Lo que hace único a este sándwich, y lo diferencia de cualquier otro de huevo que hayas probado, es su textura y su sabor, sutilmente dulce y delicioso, característico de la cocina japonesa. No es solo un "sánguche"; es una experiencia culinaria que se adapta a cualquier momento del día en que necesites una dosis extra de energía y proteínas.

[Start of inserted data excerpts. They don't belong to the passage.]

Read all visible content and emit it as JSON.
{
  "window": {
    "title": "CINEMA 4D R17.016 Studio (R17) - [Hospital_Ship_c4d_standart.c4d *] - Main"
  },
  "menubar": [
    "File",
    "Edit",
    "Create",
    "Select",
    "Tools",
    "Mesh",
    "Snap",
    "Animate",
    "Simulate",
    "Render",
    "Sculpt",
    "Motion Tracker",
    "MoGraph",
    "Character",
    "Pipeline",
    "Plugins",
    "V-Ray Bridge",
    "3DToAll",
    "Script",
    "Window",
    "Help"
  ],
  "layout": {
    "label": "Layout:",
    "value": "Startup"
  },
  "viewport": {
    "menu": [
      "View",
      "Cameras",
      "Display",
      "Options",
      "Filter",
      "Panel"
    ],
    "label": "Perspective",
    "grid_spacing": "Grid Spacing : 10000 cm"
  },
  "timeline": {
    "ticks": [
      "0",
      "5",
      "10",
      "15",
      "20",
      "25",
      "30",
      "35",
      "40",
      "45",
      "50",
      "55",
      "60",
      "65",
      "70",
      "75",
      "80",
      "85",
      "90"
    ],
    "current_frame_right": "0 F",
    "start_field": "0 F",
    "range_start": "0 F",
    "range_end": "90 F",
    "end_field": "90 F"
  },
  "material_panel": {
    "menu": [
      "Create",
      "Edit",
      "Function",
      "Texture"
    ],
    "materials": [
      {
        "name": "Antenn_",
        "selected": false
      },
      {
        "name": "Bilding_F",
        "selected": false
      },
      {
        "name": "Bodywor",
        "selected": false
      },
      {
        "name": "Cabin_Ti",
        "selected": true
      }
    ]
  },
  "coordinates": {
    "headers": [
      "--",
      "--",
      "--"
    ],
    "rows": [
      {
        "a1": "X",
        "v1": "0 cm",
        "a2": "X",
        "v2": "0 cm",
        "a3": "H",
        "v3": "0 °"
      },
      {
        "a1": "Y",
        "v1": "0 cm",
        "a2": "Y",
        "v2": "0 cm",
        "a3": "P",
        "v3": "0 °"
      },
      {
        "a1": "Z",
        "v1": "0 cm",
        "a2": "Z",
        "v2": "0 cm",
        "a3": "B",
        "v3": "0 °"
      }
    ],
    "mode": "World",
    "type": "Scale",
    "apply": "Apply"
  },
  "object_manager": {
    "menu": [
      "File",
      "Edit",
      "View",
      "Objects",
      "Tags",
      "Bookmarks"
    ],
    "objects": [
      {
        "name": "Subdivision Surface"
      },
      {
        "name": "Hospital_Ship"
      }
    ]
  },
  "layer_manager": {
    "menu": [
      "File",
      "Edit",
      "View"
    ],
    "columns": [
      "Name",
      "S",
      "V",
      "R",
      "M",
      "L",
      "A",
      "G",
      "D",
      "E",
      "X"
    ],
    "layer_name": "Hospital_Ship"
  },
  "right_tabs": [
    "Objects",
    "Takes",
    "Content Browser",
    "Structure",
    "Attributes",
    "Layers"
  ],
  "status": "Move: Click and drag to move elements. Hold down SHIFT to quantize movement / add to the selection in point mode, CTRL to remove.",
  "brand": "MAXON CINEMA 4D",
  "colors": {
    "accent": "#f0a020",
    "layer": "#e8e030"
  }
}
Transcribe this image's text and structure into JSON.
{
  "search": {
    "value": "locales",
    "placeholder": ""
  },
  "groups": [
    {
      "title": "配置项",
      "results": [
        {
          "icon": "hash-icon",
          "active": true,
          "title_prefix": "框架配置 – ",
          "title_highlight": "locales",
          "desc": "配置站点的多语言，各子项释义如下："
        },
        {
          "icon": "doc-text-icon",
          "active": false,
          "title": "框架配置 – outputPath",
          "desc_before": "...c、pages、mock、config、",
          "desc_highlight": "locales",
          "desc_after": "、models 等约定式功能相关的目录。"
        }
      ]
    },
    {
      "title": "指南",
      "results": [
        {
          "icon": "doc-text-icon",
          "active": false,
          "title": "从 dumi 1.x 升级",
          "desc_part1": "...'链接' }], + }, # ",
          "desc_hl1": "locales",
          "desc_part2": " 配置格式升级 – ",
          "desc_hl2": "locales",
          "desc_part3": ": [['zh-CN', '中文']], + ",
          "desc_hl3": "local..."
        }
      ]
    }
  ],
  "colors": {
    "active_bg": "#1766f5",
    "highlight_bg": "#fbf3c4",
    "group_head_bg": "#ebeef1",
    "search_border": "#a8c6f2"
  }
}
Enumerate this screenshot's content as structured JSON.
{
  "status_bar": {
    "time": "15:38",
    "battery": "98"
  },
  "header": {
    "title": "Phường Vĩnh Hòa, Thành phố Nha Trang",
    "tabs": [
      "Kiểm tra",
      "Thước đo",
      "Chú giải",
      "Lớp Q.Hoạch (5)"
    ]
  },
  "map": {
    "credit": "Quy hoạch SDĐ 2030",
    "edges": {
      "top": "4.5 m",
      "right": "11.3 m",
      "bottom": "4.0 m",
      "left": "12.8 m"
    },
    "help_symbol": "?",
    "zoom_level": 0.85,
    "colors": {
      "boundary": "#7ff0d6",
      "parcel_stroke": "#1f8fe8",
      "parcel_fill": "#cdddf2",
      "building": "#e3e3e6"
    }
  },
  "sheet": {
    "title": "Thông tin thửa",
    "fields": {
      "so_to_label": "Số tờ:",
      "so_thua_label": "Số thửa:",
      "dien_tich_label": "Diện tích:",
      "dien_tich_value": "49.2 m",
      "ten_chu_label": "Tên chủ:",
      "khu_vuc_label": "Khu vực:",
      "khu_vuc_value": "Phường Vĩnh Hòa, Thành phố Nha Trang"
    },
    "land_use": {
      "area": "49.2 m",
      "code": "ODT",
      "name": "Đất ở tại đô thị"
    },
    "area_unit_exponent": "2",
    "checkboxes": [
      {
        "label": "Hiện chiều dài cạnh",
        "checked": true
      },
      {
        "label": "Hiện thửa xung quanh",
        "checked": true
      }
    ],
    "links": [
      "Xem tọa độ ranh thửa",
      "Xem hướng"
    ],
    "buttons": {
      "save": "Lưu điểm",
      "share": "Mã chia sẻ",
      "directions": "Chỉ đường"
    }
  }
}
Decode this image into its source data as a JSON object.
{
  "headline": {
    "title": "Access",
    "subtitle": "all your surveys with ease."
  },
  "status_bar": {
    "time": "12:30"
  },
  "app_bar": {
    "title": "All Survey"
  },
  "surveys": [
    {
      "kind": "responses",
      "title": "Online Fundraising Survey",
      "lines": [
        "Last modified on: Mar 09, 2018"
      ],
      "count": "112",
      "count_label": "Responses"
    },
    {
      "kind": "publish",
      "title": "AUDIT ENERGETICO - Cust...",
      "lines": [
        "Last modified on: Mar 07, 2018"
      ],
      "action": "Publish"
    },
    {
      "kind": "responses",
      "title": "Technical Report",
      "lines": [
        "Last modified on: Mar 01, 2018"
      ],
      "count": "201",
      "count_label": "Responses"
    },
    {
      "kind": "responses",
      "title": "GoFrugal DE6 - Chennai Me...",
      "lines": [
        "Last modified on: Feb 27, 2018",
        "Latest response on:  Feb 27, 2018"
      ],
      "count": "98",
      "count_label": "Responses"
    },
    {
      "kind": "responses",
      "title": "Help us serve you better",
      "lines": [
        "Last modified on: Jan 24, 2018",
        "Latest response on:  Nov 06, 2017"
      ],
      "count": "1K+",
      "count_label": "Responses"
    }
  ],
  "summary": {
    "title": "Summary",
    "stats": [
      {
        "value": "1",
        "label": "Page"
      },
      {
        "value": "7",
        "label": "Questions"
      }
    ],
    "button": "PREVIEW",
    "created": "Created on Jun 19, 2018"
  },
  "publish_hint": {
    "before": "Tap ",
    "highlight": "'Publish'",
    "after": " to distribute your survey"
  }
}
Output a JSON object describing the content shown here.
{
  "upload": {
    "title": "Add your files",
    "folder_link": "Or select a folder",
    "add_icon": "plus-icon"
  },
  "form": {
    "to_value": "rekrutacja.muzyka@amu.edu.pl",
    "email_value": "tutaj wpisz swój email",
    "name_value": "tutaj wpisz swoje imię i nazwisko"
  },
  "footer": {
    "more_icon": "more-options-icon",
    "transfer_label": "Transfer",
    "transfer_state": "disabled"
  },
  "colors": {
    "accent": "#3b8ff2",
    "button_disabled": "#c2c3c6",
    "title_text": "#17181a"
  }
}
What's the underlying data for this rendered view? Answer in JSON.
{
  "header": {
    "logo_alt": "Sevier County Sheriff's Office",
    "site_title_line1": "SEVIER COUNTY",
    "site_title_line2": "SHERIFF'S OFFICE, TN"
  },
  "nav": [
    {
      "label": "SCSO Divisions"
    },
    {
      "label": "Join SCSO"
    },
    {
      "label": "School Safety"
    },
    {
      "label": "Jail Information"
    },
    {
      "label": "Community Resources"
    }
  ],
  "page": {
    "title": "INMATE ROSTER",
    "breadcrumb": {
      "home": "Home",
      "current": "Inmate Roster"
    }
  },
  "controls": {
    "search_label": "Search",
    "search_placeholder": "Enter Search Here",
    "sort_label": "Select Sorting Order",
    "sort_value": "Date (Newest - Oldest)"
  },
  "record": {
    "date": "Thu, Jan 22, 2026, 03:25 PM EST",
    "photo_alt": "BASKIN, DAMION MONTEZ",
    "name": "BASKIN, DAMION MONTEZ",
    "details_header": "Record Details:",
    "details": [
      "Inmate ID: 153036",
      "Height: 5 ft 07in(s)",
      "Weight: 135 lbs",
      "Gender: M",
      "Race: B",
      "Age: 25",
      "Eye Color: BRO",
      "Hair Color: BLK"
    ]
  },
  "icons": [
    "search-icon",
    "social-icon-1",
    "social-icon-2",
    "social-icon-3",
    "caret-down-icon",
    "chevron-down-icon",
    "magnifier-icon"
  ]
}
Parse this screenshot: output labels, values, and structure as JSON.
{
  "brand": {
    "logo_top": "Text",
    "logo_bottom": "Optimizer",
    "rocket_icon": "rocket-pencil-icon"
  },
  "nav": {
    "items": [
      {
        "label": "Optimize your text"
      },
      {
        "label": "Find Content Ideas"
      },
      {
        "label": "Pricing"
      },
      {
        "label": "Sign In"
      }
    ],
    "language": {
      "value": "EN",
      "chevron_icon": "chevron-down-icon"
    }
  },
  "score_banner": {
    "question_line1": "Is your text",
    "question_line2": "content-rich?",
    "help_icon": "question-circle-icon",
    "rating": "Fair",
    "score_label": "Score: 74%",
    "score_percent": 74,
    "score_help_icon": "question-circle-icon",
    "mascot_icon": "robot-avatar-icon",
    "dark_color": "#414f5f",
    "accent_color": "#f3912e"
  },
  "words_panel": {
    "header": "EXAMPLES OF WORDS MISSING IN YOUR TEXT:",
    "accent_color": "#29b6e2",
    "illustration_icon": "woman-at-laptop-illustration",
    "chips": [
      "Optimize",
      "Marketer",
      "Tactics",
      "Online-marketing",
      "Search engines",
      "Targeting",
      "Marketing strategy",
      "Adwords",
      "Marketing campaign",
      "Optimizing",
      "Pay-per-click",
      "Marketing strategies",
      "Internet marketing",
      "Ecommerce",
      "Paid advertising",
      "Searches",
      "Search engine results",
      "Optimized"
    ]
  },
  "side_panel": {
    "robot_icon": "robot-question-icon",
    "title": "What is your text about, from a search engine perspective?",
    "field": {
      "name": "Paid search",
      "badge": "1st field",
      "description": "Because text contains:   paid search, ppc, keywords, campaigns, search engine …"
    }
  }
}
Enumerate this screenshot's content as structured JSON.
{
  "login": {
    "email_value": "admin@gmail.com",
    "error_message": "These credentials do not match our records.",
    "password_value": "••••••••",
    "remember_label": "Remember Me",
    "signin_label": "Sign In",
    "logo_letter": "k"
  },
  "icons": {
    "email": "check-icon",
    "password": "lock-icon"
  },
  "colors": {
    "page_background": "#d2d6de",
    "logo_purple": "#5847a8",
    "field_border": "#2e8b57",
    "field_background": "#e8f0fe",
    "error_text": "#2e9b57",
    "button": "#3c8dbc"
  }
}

Un sándwich cremoso y lleno de sabor en minutos.Fuente: (Pinterest)
Tu Tamago Sando listo en un toque
Esta preparación es fácil. Vas a necesitar 6 ingredientes, pero 3 son los estrella.
4 huevos
2 cucharadas de mayonesa japonesa (fundamental para el sabor auténtico)
1 cucharadita de mostaza suave
4 rebanadas de pan de molde blanco, sin corteza (bien blandito)
Sal y pimienta a gusto

La mayo japonesa le da el toque. Fuente: (Pinterest)
Manos a la obra:
Huevos al punto: Poné los huevos en una ollita con agua fría y llevalos a ebullición. Cuando el agua empiece a hervir, dejá que se cocinen por unos 10 minutos para que queden duros. Después, pasalos directo a un bol con agua helada o cubitos de hielo. Este shock térmico frena la cocción y hace que pelarlos sea mucho más fácil.
Yemas cremosas, claras picadas: Cuando los huevos estén fríos, pelalos con cuidado y cortalos a la mitad. Separale las yemas y ponelas en un recipiente. Las claras las vas a picar en daditos bien chiquitos y las reservás.
El relleno estrella: En el bol de las yemas, agregale la mayonesa japonesa y la mostaza. Con un tenedor, aplastá todo hasta que te quede una crema suave y sin grumos. Acá está la clave del sabor.
Uniendo texturas: Sumale las claras picadas a la crema de yemas y mezclá con suavidad para que se integren bien, pero sin desarmar del todo las claras.
El toque final: Probá la mezcla y ajustale la sal y la pimienta a tu gusto. Si te animás a darle un toque especial, una pizca de azúcar o unas gotas de limón le van a ir de diez.
Armado y reposo: Extendé una buena capa de este relleno sobre una rebanada de pan y cubrí con otra. Para que quede bien compacto y los sabores se asienten, envolvé cada sándwich en papel film, presionando un poquito. Llevá la receta a la heladera por al menos dos horas.
¿Con qué acompañarlo?

Este sándwich japonés te va a sorprender con su alto nivel de proteína y su sencillez. Fuente: (Pinterest)
Para acompañarlo, podés sumarle una ensalada fresca con hojas verdes y unos tomatitos cherry, o unas zanahorias baby para un toque crocante. Algunos también lo disfrutan con un buen té verde o una limonada casera. Esta receta no solo es práctica, sino que te transporta a un viaje de sabores con cada bocado.